От возмущения матушка Теофана замерла посреди дороги и, тяжело дыша, воззрилась на бесстыжую монашку, разрешившую себе неслыханную вольность.
– Да что с вами сегодня, в конце концов?! Грешно позволять себе говорить такое про покойницу, чье тело еще не тронули черви! Да и при чем тут шрам? Всем известно, что это были следы давнего ожога…
Губы сестры Эдит искривились в усмешке.
– Верно, ожога. Кто же спорит? Да только ожог этот появился у Розалии не от огня камина или раскаленной печки, а от кислоты, которой «завязавшие» шлюхи квартала Римбо в конце прошлого века удаляли типовые татуировки – эмблемы борделей, к которым они были приписаны. Татуировки эти делались в обязательном порядке, словно тавро лошадям, только, понятно, не на лбу, а в более пикантном месте, и должны были красоваться там всю жизнь. Однако по выходе дамочки «на пенсию» эмблема начинала мешать – ведь почти каждая из них намеревалась еще найти себе мужа, а искать великодушного героя, способного «понять и простить», – занятие муторное и к успеху, как правило, не приводит… Вот и приходилось прибегать к кислоте – единственному известному в тех кругах средству. Ну, а те, кому с замужеством не повезло и после выжигания татуировки, подавались, натурально, в монастыри, где могли продолжать общественную жизнь, занимаясь нравственным воспитанием послушниц и сирот. Ну, так как же быть с чистотой и непорочностью усопшей сестры Розалии, матушка?

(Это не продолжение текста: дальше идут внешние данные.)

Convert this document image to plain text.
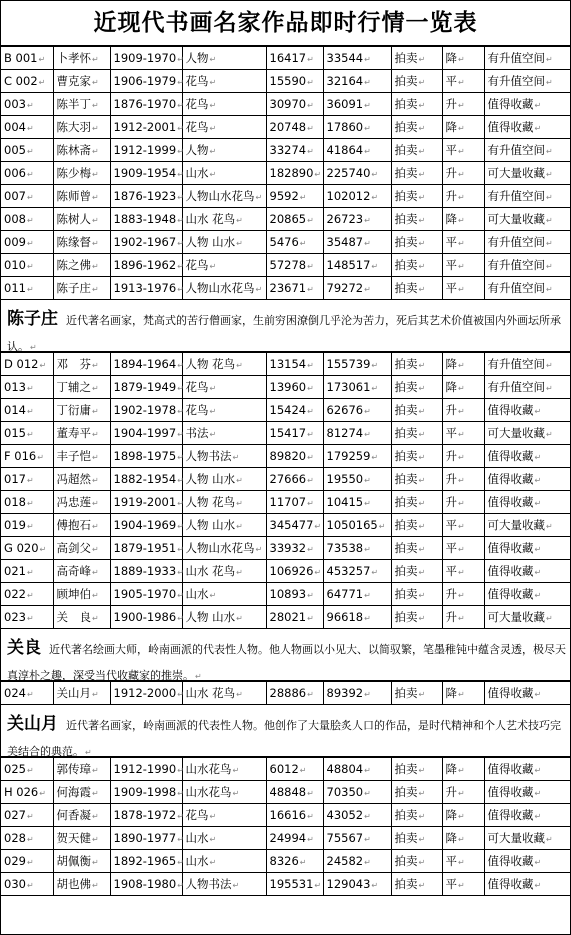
近现代书画名家作品即时行情一览表
B 001↵	卜孝怀↵	1909-1970↵	人物↵	16417↵	33544↵	拍卖↵	降↵	有升值空间↵
C 002↵	曹克家↵	1906-1979↵	花鸟↵	15590↵	32164↵	拍卖↵	平↵	有升值空间↵
003↵	陈半丁↵	1876-1970↵	花鸟↵	30970↵	36091↵	拍卖↵	升↵	值得收藏↵
004↵	陈大羽↵	1912-2001↵	花鸟↵	20748↵	17860↵	拍卖↵	降↵	值得收藏↵
005↵	陈林斋↵	1912-1999↵	人物↵	33274↵	41864↵	拍卖↵	平↵	有升值空间↵
006↵	陈少梅↵	1909-1954↵	山水↵	182890↵	225740↵	拍卖↵	升↵	可大量收藏↵
007↵	陈师曾↵	1876-1923↵	人物山水花鸟↵	9592↵	102012↵	拍卖↵	升↵	有升值空间↵
008↵	陈树人↵	1883-1948↵	山水 花鸟↵	20865↵	26723↵	拍卖↵	降↵	可大量收藏↵
009↵	陈缘督↵	1902-1967↵	人物 山水↵	5476↵	35487↵	拍卖↵	平↵	有升值空间↵
010↵	陈之佛↵	1896-1962↵	花鸟↵	57278↵	148517↵	拍卖↵	平↵	有升值空间↵
011↵	陈子庄↵	1913-1976↵	人物山水花鸟↵	23671↵	79272↵	拍卖↵	平↵	有升值空间↵
陈子庄 近代著名画家，梵高式的苦行僧画家，生前穷困潦倒几乎沦为苦力，死后其艺术价值被国内外画坛所承认。↵
D 012↵	邓　芬↵	1894-1964↵	人物 花鸟↵	13154↵	155739↵	拍卖↵	降↵	有升值空间↵
013↵	丁辅之↵	1879-1949↵	花鸟↵	13960↵	173061↵	拍卖↵	降↵	有升值空间↵
014↵	丁衍庸↵	1902-1978↵	花鸟↵	15424↵	62676↵	拍卖↵	升↵	值得收藏↵
015↵	董寿平↵	1904-1997↵	书法↵	15417↵	81274↵	拍卖↵	平↵	可大量收藏↵
F 016↵	丰子恺↵	1898-1975↵	人物书法↵	89820↵	179259↵	拍卖↵	升↵	值得收藏↵
017↵	冯超然↵	1882-1954↵	人物 山水↵	27666↵	19550↵	拍卖↵	升↵	值得收藏↵
018↵	冯忠莲↵	1919-2001↵	人物 花鸟↵	11707↵	10415↵	拍卖↵	升↵	值得收藏↵
019↵	傅抱石↵	1904-1969↵	人物 山水↵	345477↵	1050165↵	拍卖↵	平↵	可大量收藏↵
G 020↵	高剑父↵	1879-1951↵	人物山水花鸟↵	33932↵	73538↵	拍卖↵	平↵	值得收藏↵
021↵	高奇峰↵	1889-1933↵	山水 花鸟↵	106926↵	453257↵	拍卖↵	平↵	值得收藏↵
022↵	顾坤伯↵	1905-1970↵	山水↵	10893↵	64771↵	拍卖↵	升↵	值得收藏↵
023↵	关　良↵	1900-1986↵	人物 山水↵	28021↵	96618↵	拍卖↵	升↵	可大量收藏↵
关良 近代著名绘画大师，岭南画派的代表性人物。他人物画以小见大、以简驭繁，笔墨稚钝中蕴含灵透，极尽天真淳朴之趣，深受当代收藏家的推崇。↵
024↵	关山月↵	1912-2000↵	山水 花鸟↵	28886↵	89392↵	拍卖↵	降↵	值得收藏↵
关山月 近代著名画家，岭南画派的代表性人物。他创作了大量脍炙人口的作品，是时代精神和个人艺术技巧完美结合的典范。↵
025↵	郭传璋↵	1912-1990↵	山水花鸟↵	6012↵	48804↵	拍卖↵	降↵	值得收藏↵
H 026↵	何海霞↵	1909-1998↵	山水花鸟↵	48848↵	70350↵	拍卖↵	升↵	值得收藏↵
027↵	何香凝↵	1878-1972↵	花鸟↵	16616↵	43052↵	拍卖↵	降↵	值得收藏↵
028↵	贺天健↵	1890-1977↵	山水↵	24994↵	75567↵	拍卖↵	降↵	可大量收藏↵
029↵	胡佩衡↵	1892-1965↵	山水↵	8326↵	24582↵	拍卖↵	平↵	值得收藏↵
030↵	胡也佛↵	1908-1980↵	人物书法↵	195531↵	129043↵	拍卖↵	平↵	值得收藏↵
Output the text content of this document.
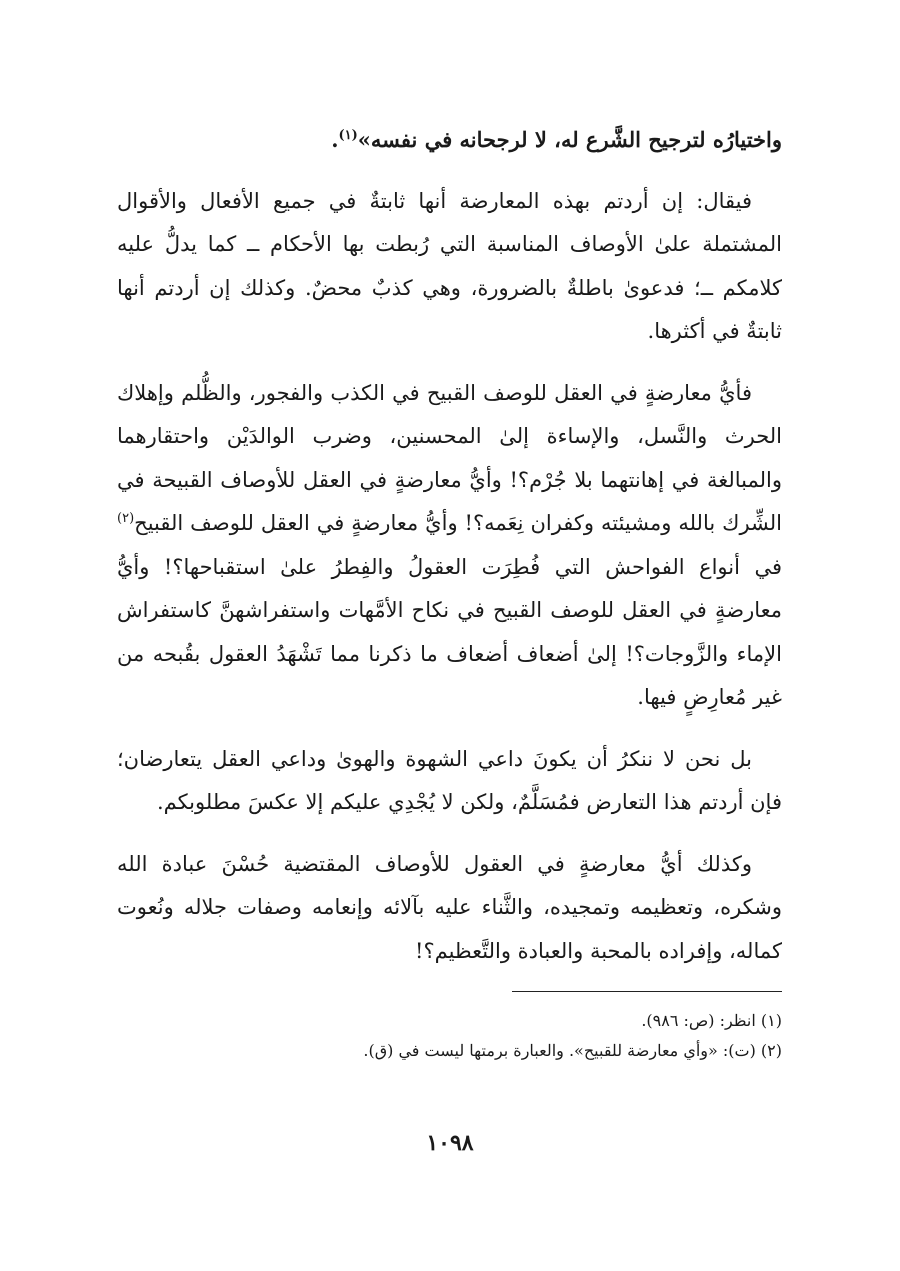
واختيارُه لترجيح الشَّرع له، لا لرجحانه في نفسه»$^{(١)}$.

فيقال: إن أردتم بهذه المعارضة أنها ثابتةٌ في جميع الأفعال والأقوال المشتملة علىٰ الأوصاف المناسبة التي رُبطت بها الأحكام ــ كما يدلُّ عليه كلامكم ــ؛ فدعوىٰ باطلةٌ بالضرورة، وهي كذبٌ محضٌ. وكذلك إن أردتم أنها ثابتةٌ في أكثرها.

فأيُّ معارضةٍ في العقل للوصف القبيح في الكذب والفجور، والظُّلم وإهلاك الحرث والنَّسل، والإساءة إلىٰ المحسنين، وضرب الوالدَيْن واحتقارهما والمبالغة في إهانتهما بلا جُرْم؟! وأيُّ معارضةٍ في العقل للأوصاف القبيحة في الشِّرك بالله ومشيئته وكفران نِعَمه؟! وأيُّ معارضةٍ في العقل للوصف القبيح$^{(٢)}$ في أنواع الفواحش التي فُطِرَت العقولُ والفِطرُ علىٰ استقباحها؟! وأيُّ معارضةٍ في العقل للوصف القبيح في نكاح الأمَّهات واستفراشهنَّ كاستفراش الإماء والزَّوجات؟! إلىٰ أضعاف أضعاف ما ذكرنا مما تَشْهَدُ العقول بقُبحه من غير مُعارِضٍ فيها.

بل نحن لا ننكرُ أن يكونَ داعي الشهوة والهوىٰ وداعي العقل يتعارضان؛ فإن أردتم هذا التعارض فمُسَلَّمٌ، ولكن لا يُجْدِي عليكم إلا عكسَ مطلوبكم.

وكذلك أيُّ معارضةٍ في العقول للأوصاف المقتضية حُسْنَ عبادة الله وشكره، وتعظيمه وتمجيده، والثَّناء عليه بآلائه وإنعامه وصفات جلاله ونُعوت كماله، وإفراده بالمحبة والعبادة والتَّعظيم؟!

(١) انظر: (ص: ٩٨٦).

(٢) (ت): «وأي معارضة للقبيح». والعبارة برمتها ليست في (ق).

١٠٩٨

У Теофаны был такой вид, будто ей на шею накинули удавку. Она изумленно воззрилась на обычно молчаливую и всегда такую покладистую сестру Эдит, не зная, как реагировать на ее слова. С одной стороны, она не могла оспорить сказанного, с другой же… Ведь существуют устав монастыря и неписаные законы монашества, не позволяющие вот так, запросто, говорить то, что вздумается! Если каждый начнет беспрепятственно изливать свои мысли и фантазии, то скоро вся обитель ордена Петры-Виргинии превратится в этот… как его… квартал Римбо!
Настоятельница подавила в себе гнев и попыталась вразумить распоясавшуюся сестру:
– Даже если все то, что вы сейчас сказали, правда, – что нам до того? Разве не грешницы всегда приходили в лоно монастырей, насытившись искусами и злобой мира? Разве не являются основой монастырской жизни молчание о прошлом и забвение былых страстей и страданий в молитвах о спасении души?
– Вы правы, матушка, – понурилась пристыженная Эдит. – Но, к прискорбию, человек – создание любопытное и редко находит истинное удовольствие в молчании и неведении. Ну, а уж о тех, кто рядом с нами, мы непременно желаем знать побольше, не так ли? Кстати, откуда вы родом, матушка Теофана?
Настоятельница вдруг зашлась в приступе кашля, да таком, что из-под очков потекли слезы. Прокашлявшись, она изрекла:
– Ваши нападки сегодня поистине чудны, сестра Эдит. Но я промолчу. Помните, что сказано в Писании? «…И когда обвиняли Его первосвященники и старейшины, Он ничего не отвечал. Тогда говорит ему Пилат: не слышишь, сколько свидетельствуют против Тебя? И не отвечал ему ни на одно слово, так что правитель весьма дивился…». Так что оставьте и вы вашу гордыню, сестра! Смиритесь с бренностью нашего существования, и да поможет вам Господь!